Подозрение брата, что над нами подшутили Донато и Жакони, было не лишено основания. Они, должно быть, заметили, что мы появляемся со своей ношей в те дни, когда выступлений квартета не было. Заглянув в футляр и не обнаружив в нем баяна, они поняли нашу уловку и решили нас проучить. Я даже убежден, что именно так и было, потому что заметил, как они оба смотрели на нас с улыбкой, когда мы уносили футляр, наполненный кирпичами. Улыбался даже Донато. Это был первый раз, когда я видел у него на лице улыбку. И кстати сказать, последний. В цирк после этого случая мы не скоро попали. Отец строго-настрого запретил нам трогать баян, и наши вылазки на разные представления резко сократились. К тому же наступил сентябрь.
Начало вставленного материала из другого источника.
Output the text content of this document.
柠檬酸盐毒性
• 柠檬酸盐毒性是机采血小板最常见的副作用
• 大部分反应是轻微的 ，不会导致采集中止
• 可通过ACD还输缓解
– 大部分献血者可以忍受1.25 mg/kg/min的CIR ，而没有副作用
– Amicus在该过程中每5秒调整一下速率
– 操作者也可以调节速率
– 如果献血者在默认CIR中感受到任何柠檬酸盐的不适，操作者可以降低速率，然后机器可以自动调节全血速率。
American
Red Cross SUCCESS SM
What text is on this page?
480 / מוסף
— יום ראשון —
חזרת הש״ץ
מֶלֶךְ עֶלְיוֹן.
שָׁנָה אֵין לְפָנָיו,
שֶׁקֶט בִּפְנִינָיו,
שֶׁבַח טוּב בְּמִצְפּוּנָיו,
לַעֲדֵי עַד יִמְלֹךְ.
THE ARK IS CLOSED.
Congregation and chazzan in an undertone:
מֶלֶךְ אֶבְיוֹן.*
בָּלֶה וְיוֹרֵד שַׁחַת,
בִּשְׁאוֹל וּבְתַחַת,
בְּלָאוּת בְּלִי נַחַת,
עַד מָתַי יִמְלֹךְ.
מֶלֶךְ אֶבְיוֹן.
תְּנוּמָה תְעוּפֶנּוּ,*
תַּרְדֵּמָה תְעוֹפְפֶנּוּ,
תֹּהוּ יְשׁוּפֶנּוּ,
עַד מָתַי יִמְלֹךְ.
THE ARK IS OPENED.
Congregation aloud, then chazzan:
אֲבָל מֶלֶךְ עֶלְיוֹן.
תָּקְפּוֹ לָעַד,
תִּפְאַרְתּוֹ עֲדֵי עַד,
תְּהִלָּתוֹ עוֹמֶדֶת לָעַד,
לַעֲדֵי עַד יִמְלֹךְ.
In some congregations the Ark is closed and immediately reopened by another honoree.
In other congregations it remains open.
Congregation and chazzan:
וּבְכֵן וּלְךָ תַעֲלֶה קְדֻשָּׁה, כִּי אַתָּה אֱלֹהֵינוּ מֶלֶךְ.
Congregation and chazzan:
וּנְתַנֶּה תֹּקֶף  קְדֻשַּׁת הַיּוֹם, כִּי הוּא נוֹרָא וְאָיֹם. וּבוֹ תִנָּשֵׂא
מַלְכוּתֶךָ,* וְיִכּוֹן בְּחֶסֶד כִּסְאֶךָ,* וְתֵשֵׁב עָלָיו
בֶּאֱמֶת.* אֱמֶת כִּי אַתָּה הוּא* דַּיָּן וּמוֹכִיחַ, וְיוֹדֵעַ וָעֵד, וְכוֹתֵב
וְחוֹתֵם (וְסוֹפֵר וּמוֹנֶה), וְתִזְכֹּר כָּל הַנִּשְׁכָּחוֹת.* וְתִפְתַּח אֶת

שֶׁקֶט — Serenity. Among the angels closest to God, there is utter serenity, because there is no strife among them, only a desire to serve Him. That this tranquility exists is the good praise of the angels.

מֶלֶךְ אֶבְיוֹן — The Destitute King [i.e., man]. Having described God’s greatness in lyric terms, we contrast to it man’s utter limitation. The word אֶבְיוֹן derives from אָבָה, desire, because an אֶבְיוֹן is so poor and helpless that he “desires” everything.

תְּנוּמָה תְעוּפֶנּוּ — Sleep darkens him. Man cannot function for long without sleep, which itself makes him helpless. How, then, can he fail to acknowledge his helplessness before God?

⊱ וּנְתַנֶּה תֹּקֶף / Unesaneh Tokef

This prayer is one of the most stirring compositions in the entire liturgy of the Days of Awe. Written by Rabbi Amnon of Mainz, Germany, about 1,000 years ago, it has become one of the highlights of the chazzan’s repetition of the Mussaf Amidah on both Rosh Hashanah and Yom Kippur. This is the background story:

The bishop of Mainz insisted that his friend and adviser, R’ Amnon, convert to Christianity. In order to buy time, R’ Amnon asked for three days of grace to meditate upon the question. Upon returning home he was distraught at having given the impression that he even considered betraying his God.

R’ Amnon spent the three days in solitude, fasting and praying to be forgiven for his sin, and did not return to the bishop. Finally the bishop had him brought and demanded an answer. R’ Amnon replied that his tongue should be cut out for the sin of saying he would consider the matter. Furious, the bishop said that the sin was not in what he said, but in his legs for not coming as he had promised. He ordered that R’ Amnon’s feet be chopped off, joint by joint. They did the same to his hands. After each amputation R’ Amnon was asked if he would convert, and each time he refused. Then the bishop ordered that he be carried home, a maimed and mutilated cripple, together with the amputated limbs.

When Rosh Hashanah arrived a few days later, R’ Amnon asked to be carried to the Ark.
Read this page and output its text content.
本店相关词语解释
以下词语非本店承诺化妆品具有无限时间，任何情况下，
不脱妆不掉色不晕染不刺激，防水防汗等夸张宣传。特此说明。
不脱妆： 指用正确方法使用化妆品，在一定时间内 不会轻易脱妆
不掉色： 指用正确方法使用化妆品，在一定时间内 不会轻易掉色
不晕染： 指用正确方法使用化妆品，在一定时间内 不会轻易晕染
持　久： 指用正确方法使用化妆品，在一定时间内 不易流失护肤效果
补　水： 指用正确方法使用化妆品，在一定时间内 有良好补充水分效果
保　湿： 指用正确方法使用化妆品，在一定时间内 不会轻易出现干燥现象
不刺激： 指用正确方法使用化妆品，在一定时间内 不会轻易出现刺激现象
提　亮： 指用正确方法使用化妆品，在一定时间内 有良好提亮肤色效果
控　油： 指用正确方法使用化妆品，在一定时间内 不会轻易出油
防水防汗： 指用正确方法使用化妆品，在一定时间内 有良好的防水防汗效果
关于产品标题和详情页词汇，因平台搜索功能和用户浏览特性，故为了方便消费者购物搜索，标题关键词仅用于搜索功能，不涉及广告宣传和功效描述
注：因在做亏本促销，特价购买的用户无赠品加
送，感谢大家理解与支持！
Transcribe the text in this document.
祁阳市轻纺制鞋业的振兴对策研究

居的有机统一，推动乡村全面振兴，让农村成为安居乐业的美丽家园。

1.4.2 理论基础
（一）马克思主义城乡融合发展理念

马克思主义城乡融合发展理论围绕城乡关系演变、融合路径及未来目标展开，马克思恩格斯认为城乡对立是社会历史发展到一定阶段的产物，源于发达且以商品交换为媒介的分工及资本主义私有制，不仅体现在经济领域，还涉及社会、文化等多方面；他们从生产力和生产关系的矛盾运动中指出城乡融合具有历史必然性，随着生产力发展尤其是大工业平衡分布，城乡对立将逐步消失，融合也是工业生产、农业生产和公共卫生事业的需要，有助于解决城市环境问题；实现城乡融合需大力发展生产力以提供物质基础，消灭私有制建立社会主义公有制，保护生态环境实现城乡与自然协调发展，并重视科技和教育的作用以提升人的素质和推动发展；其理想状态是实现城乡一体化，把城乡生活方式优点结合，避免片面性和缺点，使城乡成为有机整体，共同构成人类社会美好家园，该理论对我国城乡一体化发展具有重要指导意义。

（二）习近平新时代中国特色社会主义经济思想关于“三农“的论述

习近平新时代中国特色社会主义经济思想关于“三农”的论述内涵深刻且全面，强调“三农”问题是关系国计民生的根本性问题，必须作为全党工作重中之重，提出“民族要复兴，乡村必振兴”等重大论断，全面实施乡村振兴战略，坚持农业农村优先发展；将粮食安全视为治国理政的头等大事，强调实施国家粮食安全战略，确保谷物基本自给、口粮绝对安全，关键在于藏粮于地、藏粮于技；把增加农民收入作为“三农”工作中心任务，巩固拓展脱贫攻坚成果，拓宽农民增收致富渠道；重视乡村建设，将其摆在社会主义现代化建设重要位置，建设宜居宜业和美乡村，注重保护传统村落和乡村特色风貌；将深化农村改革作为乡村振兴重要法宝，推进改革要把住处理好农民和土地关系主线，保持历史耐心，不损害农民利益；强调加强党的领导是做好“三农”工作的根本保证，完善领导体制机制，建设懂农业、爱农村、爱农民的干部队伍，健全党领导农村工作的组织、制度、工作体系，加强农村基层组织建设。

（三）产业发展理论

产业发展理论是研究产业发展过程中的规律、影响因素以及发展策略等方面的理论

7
Надо было нажать на учение, тем более что это был уже последний год нашего пребывания в школе.
ПРОЩАЙ, ШКОЛА!
Что сказать мне, прощаясь со школой? Конечно же, я очень изменился за время пребывания в ней. Кстати сказать, изменилась и сама школа. Старая гимназия уж очень отпугивала казенщиной. Я, вырванный с корнями из вечно живого, движущегося, дышащего, волнующегося, многомерного, кудрявого мира трав, цветов, деревьев, кузнечиков и всяческой живности и пересаженный в трехмерное Евклидово пространство, ограниченное ровными, пересекающимися под прямыми углами геометрическими плоскостями стен гимназических классов и коридоров, чувствовал себя неуютно. Форменная куртка стесняла движения и давила горло. Гимназическая, словно одеревеневшая фуражка с клеенчатой подкладкой давила лоб, мешая думать, и, в общем-то, держалась на голове плохо, к тому же постоянно за что-нибудь цеплялась. В классе все время приходилось испытывать страх, что тебя спросят о том, о чем ты никакого представления не имеешь, к тому же нужно было сидеть, словно в тисках, за партой, в то время как организм требовал движений. В коридоре во время перемены можно было попасться на глаза инспектору, который, глядя на тебя сквозь очки, словно на какое-то ничтожное насекомое, мог сделать выговор за то, что давно не стригся, и велеть завтра же пойти в парикмахерскую.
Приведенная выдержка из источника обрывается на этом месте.